Training diffusion models with flow matching to draw circles using QuickDraw data.

After working on using flow matching diffusion to teach an action head to click coordinates on a screen, I wanted to push this one step further and build a model that can draw continuously using a mouse just like a human.

To do this, I chose the QuickDraw dataset from Google since it has continuous mouse trajectories, and with some nice engineering was able to create a VLA style data format for training.

So I took the DiT click model, and changed it in a way that supports continuous trajectories via action chunking, delta mouse (x,y) coordinates and some other nice tricks (you can check the code’s readme for full description) inspired by GROOT.

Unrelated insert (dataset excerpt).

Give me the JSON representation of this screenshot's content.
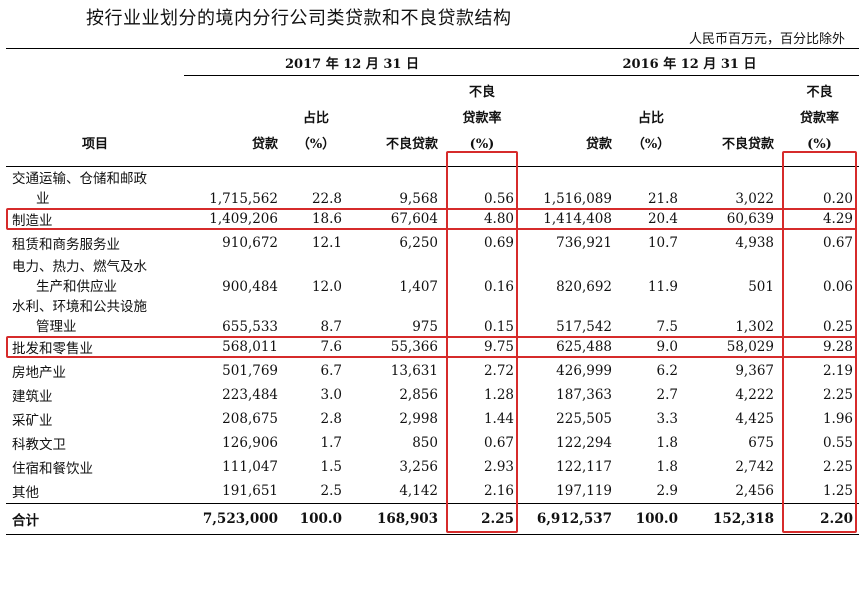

I experimented with two coordinate systems: absolute (x,y) positions and delta (dx,dy) movements inspired by GR00T N1.6. Both are available as separate branches.

Architecture

Something I learned is that unlike LLMs and other models, we actually need many epochs here in order to properly learn how to draw or just predict continuous trajectories even when the loss function is plateauing (cz it’s flow matching loss).

Typical LLM or VLM training runs complete at most one or two epochs… In contrast, we found it important for VLA training to iterate through the training dataset significantly more times.

  • OpenVLA

OpenVLA trained for 27 epochs, GR00T uses 100 epochs for finetuning. My 3 epochs was just a proof-of-concept - the architecture works, but proper training would need 20-30+ epochs.

Demo

I only trained it for 3 epochs on 10k circles (to become like 40k samples post pre-processing) and the model was able to draw reasonable circles. Had I had unlimited compute, I would’ve just trained on the entire dataset and shapes available to see how well the model generalizes.

There’s a critical element about this approach in which the model can learn to auto-correct in real time using the trajectories and navigate environments, for example like Minecraft.

The next step will be to take the learnings from this model and come up with a unified mouse model that can click, drag, scroll, draw and do all tasks humans can do.